管理された山火事
海外では、あえて火事を起こす手法が注目を集めている。コントロールドファイヤー、管理された山火事と呼ばれるものだ。主にネイティブアメリカンや北欧のサーミ、オーストラリアのアボリジニーなど先住民が行ってきた森林管理方法である。小規模な火入れを定期的に繰り返すことで、森林内の可燃物を減らし、火災の大規模化を防ぐのだ。
もしかしたら、日本も過去に頻発した山火事に、同じ効果があったのかもしれない。加えて戦前から昭和30年代までは、枯れ木や落葉の採取が日常的に行われた。薪など燃料用や農地に入れる堆肥づくりに使われたのである。それが山の可燃物を減らした。
ところが近年は、林業は衰退し、生活に根ざした森林利用も行われなくなった。結果として林内に落葉落枝を溜め、雑木も繁らせてしまった。また山里の過疎化も進行し、初期消火を難しくした。それも大規模化の一因かもしれない。
実は植物が育つ条件がそろう焼け跡
もう一つ考えておきたいのは、焼け跡の今後だ。
世間では、すぐに植林をすべきという声が強い。また数百haも焼けたと聞くと、一面焼け野原で植物は何も残っていない状態を思い浮かべがちだ。

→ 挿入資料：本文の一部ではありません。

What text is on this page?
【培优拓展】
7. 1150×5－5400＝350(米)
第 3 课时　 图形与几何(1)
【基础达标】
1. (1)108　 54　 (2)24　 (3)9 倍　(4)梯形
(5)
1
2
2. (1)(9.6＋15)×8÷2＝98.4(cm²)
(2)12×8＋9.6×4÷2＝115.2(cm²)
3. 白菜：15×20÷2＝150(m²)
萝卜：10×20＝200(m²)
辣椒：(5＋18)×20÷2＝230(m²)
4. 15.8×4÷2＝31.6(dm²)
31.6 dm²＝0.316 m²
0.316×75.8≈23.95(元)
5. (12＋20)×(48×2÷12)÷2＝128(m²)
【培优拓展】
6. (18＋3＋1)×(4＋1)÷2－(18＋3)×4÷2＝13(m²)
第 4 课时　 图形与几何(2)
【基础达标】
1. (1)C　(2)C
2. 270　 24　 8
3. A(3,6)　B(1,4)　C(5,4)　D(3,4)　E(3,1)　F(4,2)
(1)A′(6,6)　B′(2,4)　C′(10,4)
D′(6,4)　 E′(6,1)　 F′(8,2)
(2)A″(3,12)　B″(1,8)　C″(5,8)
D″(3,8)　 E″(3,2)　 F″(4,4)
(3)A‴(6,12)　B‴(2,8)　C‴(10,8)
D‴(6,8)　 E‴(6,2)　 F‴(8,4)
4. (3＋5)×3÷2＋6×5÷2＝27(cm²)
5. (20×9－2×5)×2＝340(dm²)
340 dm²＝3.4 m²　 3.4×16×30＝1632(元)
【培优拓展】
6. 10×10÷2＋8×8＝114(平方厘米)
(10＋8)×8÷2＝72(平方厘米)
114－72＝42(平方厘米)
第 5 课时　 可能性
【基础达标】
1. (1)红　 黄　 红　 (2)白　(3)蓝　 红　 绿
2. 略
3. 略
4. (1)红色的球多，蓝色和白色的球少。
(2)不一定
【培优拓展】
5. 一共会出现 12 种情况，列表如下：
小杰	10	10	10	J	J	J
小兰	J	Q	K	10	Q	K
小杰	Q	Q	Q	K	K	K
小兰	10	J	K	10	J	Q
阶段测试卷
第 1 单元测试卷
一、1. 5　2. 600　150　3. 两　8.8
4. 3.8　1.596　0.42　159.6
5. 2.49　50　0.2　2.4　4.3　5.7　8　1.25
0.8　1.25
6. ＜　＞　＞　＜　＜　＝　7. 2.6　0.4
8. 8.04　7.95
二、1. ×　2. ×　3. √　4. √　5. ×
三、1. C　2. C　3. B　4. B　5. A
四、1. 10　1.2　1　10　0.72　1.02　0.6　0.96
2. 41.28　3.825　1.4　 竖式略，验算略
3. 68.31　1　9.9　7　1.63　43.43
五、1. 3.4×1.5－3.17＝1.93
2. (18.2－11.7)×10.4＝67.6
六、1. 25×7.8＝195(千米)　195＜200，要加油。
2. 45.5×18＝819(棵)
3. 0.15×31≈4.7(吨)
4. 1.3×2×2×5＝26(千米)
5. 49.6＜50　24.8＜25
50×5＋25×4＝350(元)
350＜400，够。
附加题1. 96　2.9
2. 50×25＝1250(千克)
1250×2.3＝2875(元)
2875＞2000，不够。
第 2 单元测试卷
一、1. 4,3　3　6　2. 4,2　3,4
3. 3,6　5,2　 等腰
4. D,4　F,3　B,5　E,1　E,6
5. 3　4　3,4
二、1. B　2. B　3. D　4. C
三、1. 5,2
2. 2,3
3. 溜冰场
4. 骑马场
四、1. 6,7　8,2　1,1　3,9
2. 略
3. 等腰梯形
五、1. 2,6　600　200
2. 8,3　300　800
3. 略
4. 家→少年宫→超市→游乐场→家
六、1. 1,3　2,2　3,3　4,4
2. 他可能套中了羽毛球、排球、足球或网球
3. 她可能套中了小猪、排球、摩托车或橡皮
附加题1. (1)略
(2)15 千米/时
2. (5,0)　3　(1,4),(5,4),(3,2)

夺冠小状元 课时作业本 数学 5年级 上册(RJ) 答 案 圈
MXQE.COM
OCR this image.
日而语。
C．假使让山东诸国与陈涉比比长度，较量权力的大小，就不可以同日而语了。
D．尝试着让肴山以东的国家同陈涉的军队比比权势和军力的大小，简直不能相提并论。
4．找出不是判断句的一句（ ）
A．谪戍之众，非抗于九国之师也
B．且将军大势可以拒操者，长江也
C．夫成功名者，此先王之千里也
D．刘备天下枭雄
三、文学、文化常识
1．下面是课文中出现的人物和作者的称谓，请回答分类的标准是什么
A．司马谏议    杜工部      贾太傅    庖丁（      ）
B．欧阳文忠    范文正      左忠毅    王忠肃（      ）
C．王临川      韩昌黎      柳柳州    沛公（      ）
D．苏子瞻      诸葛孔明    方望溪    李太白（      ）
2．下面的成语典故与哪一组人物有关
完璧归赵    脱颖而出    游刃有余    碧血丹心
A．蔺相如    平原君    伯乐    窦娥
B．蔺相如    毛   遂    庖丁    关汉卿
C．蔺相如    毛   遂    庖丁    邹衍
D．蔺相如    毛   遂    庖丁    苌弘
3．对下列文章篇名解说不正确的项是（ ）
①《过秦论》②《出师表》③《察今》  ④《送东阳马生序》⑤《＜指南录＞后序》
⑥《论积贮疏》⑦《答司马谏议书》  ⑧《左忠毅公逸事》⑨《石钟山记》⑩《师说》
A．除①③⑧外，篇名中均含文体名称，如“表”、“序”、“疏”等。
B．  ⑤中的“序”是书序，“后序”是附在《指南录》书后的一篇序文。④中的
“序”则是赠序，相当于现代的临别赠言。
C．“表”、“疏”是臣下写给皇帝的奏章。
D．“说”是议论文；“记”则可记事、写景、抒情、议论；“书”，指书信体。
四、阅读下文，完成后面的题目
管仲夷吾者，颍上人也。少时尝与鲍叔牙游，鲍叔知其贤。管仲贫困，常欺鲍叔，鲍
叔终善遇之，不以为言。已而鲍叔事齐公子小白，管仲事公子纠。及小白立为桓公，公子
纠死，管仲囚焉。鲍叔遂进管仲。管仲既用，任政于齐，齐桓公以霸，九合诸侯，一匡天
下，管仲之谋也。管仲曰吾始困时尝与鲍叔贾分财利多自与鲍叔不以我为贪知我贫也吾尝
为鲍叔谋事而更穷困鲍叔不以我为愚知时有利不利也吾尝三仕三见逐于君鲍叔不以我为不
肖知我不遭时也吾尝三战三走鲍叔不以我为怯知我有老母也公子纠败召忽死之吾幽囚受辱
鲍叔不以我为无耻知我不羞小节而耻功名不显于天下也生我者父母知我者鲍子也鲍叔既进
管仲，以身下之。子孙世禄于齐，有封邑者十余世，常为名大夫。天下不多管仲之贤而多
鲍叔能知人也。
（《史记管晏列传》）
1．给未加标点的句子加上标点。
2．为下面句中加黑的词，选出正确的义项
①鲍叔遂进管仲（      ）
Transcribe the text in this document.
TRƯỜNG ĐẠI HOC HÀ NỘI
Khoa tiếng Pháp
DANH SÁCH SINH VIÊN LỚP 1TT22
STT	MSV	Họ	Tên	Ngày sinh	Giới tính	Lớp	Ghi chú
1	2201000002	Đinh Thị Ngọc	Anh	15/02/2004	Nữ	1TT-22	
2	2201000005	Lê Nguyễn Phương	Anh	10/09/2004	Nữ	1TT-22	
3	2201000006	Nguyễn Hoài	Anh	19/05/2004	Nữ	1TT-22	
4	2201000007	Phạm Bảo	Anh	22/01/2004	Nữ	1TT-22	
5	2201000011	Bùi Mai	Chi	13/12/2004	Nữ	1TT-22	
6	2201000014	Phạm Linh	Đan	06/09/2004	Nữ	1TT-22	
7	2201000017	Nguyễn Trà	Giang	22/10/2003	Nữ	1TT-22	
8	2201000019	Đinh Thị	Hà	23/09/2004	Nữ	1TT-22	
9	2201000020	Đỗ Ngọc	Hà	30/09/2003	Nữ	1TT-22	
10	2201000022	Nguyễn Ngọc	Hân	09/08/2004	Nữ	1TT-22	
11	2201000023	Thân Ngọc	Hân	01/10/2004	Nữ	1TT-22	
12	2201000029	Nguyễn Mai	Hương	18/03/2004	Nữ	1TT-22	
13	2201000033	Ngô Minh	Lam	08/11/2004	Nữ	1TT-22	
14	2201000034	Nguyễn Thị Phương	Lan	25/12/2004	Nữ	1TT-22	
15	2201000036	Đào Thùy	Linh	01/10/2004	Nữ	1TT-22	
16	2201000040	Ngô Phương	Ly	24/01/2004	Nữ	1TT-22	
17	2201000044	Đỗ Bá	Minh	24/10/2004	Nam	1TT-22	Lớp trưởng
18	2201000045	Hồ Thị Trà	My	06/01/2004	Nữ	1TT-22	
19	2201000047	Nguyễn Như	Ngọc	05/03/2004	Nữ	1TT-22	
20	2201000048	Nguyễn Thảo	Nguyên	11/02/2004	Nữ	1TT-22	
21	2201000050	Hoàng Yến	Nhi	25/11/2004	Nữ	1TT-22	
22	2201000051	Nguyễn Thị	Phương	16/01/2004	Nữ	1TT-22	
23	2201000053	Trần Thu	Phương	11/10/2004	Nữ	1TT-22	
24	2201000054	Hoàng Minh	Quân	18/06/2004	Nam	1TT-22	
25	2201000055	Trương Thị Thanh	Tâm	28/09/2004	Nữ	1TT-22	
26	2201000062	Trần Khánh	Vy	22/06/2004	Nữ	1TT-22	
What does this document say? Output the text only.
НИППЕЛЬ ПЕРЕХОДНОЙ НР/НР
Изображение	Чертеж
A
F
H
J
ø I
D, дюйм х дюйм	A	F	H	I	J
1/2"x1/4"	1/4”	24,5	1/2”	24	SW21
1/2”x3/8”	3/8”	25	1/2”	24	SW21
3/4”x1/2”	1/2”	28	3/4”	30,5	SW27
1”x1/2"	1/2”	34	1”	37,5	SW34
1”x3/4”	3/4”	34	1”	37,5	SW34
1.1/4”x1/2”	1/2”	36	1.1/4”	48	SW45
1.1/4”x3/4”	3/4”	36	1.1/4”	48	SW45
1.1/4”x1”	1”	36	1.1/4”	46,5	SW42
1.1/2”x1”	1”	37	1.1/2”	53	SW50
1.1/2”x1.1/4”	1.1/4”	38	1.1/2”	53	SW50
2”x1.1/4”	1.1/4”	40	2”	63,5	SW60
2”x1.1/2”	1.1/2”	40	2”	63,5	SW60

しかし、実際の山火事では、太い立木は残ることが多い。また土は熱を伝えづらく、地表下は意外と温度が上がらない。実験では、地表が摂氏500度を超えた地点でも、地下10センチ(㎝)では26度程度だった。おかげで埋もれた種子や地下茎は生き残っていた。
それに土中水分が蒸発する過程で土をふかふかにする。落葉などが焼けてできた灰は、カリやリンなどを豊富に含んで栄養となる。上を覆っていた藪などがなくなれば日光がよく差し込む。さらに草木の害虫や病原菌が死滅したり、土に溜まったアレロパシー物質(植物の出す成長阻害物質)を昇華させたりする効果も報告されている。
また火事の後に生える植物も少なくない。セコイヤ、ユーカリ、バンクシアなどは果実が焼けることで発芽する。日本でもヤケノシメジなどのキノコ類は焼け跡によく生える。これらの種は、定期的に火事が起きることを前提に進化してきた植物や菌類だ。
このように見ると、焼け跡は植物が育つ条件が揃っているのだ。鎮火後の再生は十分期待できる。もちろん、裸地状態が長く続けば土壌の流出なども起きるから、土地の状況を見極めて植樹も必要だろうが、まずは自然の復元力を期待したい。
山火事は、自然環境を激変させる。また人の生活への影響も過少評価は禁物だ。しかし危機を煽るだけでなく、火の生態学をひもといて山火事発生のメカニズムをよく知ることが対策につながるだろう。